Jeff Friedman will be a featured reader at Tavern of Fine Arts on Monday, October 26.

Also featured will be Howard Schwartz, and Allison Creighton.

Doors open at 7:30 p.m.; admission is FREE.

Advance sign-up for the open-mic following the featured readers is encouraged. Click here to sign-up via e-mail.
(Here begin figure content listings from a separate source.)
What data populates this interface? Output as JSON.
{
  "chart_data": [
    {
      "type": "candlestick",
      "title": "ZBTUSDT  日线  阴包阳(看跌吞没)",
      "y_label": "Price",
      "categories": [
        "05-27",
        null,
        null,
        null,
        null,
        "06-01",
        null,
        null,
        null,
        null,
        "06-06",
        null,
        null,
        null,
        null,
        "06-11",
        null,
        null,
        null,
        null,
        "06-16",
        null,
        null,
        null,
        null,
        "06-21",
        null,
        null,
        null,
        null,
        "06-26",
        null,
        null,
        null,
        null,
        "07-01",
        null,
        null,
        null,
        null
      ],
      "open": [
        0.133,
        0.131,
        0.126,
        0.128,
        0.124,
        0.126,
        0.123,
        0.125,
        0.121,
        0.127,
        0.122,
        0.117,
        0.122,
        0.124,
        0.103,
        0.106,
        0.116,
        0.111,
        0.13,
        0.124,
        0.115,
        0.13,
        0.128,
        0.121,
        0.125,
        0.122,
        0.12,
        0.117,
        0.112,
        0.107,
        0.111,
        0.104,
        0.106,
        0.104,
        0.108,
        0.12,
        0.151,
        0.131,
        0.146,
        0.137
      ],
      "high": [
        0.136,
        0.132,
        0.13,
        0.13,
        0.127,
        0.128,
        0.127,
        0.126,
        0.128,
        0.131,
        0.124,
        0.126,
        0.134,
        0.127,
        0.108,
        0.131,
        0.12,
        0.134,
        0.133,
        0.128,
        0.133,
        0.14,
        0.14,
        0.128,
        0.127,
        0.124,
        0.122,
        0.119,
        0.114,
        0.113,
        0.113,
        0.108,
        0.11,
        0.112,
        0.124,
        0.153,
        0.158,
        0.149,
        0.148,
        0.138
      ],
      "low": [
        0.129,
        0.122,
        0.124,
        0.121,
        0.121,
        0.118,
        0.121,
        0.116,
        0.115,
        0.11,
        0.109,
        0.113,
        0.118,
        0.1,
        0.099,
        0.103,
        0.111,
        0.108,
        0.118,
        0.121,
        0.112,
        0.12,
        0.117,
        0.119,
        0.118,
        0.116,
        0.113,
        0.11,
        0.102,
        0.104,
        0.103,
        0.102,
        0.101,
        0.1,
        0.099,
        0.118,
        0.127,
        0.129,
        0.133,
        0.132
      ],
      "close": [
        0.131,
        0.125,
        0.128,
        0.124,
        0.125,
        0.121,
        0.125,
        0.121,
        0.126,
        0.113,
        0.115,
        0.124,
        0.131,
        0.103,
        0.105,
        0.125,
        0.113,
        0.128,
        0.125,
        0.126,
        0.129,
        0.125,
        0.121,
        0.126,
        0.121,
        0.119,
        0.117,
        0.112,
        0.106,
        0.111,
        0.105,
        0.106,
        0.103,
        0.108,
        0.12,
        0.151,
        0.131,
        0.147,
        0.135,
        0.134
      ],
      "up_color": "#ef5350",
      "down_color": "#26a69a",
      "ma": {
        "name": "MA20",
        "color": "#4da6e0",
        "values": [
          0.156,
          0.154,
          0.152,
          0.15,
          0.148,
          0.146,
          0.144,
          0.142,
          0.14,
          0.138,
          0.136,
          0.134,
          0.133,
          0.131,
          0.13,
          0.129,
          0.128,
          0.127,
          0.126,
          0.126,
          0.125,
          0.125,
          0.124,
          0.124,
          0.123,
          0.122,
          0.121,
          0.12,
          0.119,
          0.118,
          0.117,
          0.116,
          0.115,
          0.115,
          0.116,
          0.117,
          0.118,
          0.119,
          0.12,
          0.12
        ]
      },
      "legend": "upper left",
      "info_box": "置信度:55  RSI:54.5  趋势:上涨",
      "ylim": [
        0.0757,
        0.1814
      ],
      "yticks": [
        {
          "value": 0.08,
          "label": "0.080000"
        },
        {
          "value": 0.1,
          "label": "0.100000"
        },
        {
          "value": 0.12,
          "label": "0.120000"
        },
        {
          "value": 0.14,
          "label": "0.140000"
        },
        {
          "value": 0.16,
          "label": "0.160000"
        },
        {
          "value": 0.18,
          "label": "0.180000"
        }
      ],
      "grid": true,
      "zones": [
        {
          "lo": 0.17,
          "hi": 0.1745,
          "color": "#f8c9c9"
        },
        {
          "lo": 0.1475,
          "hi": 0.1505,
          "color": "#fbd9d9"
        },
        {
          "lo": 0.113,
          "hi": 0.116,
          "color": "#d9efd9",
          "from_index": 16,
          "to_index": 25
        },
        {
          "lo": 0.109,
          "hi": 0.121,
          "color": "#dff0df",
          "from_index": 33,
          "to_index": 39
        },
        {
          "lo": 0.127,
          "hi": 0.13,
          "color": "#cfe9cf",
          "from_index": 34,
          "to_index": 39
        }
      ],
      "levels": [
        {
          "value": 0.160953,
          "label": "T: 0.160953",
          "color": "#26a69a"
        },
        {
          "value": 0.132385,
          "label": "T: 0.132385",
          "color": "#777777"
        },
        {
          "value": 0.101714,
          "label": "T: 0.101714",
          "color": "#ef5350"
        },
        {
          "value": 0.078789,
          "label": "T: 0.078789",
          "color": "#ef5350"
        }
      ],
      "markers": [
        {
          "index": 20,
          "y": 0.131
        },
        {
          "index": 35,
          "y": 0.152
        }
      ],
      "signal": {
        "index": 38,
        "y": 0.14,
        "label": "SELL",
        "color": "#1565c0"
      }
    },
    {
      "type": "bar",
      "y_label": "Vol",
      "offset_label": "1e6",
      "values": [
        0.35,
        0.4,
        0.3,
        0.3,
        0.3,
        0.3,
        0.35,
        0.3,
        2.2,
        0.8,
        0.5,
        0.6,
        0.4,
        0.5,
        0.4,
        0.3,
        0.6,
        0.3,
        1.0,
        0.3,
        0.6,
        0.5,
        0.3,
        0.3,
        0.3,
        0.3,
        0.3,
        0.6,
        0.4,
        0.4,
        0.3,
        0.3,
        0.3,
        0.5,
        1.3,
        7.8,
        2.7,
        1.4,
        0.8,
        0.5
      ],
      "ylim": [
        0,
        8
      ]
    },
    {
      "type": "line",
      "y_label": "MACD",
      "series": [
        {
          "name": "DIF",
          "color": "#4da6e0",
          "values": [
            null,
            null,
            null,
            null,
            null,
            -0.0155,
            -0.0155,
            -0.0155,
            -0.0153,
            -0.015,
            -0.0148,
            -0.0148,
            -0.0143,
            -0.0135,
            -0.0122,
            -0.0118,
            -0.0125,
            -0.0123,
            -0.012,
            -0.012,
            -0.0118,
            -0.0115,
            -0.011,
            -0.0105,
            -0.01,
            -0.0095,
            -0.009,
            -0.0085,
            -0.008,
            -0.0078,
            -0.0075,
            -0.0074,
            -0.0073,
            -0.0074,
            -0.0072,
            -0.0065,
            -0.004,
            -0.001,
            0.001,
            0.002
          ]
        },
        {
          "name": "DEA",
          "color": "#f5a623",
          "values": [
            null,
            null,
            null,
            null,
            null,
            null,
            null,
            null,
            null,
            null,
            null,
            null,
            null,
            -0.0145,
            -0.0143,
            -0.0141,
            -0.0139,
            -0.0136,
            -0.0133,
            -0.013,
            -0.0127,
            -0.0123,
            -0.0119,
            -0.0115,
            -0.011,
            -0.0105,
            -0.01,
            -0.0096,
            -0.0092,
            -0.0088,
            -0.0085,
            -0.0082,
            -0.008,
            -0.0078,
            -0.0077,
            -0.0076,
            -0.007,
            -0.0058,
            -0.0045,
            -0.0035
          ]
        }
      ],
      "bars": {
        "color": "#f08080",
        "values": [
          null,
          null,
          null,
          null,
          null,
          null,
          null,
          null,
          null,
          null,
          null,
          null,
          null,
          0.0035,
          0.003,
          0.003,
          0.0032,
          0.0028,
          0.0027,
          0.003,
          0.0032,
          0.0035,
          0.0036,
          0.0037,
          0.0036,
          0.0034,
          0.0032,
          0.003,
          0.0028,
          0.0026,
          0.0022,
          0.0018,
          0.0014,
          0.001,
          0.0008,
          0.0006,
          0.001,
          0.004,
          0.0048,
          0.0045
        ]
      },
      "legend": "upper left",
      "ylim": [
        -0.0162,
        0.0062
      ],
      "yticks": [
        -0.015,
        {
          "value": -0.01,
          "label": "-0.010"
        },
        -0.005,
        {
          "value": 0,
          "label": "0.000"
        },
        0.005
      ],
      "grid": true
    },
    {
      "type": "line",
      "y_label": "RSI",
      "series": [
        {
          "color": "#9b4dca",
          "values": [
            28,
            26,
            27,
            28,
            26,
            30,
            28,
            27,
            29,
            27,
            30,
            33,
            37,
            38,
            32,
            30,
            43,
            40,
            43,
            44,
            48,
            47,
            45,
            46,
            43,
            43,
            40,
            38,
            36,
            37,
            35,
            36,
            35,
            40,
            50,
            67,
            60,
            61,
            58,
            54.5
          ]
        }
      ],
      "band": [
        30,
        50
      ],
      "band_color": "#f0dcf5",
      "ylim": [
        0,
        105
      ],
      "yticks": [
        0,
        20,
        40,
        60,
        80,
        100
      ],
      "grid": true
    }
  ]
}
Jeff Friedman has published six poetry collections, five with Carnegie Mellon University Press, including Pretenders (2014), Working in Flour (2011) and Black Threads (2008). His poems, mini stories and translations have appeared in American Poetry Review, Poetry, New England Review, The Antioch Review, Poetry International, Hotel Amerika, Flash Fiction Funny, Missouri Review, Agni Online, The New Bloomsbury Anthology of Contemporary Jewish Poets, Journal of Compressed Creative Arts, Smokelong Quarterly, Boulevard, Natural Bridge, The Vestal Review, and The New Republic and many other literary magazines. He has won numerous awards, including a National Endowment for the Arts Literature Translation Fellowship, the Milton Dorfman Poetry Prize, The Missouri Review Editor’s Prize, and two individual artist grants from the New Hampshire State Arts Council. Dzvinia Orlowsky’s and his translation of Memorials by Polish poet Mieczslaw Jastrun was published by Lavender Ink/Dialogos in August 2014.
Bear Fight

When Liza fell in with the bear, I was more than disappointed as I had been in love with her since childhood. “What’s he got that I don’t?” I asked as we walked past the diner together. “He’s a bear.” She let go of my hand. “He gets a little jealous when I’m out with my friends.” “Why do you want to be with a bear anyway?” Two teenagers pushed past us with their skateboards. Balloon floated above Main Street, announcing a sale at the furniture shop. “Why do you want to be with me?” she asked. We parted ways when the light changed, but later I went to her home dressed as a bear. She opened the door. “Come in,” she said, putting her arms around me. “You don’t smell like a bear,” she said, Then in walked the bear, with a fierce look on his face. He growled and so did I. He cuffed me, so I cuffed him back. Then we grappled with each other, bear hugging until Liza stepped in between us and held out her hands. “I’m sick of bears,” she said. “Get out of here.” I ripped off my bear mask. “I’m not a bear,” I said. The bear ripped off his. “I quit this game,” he said. “I’m not a bear either.” Liza removed her mask, and she wasn’t Liza. We ran away as fast as we could. I made it back to my place and locked the door, turning on the outside light, but all night I heard her huffing.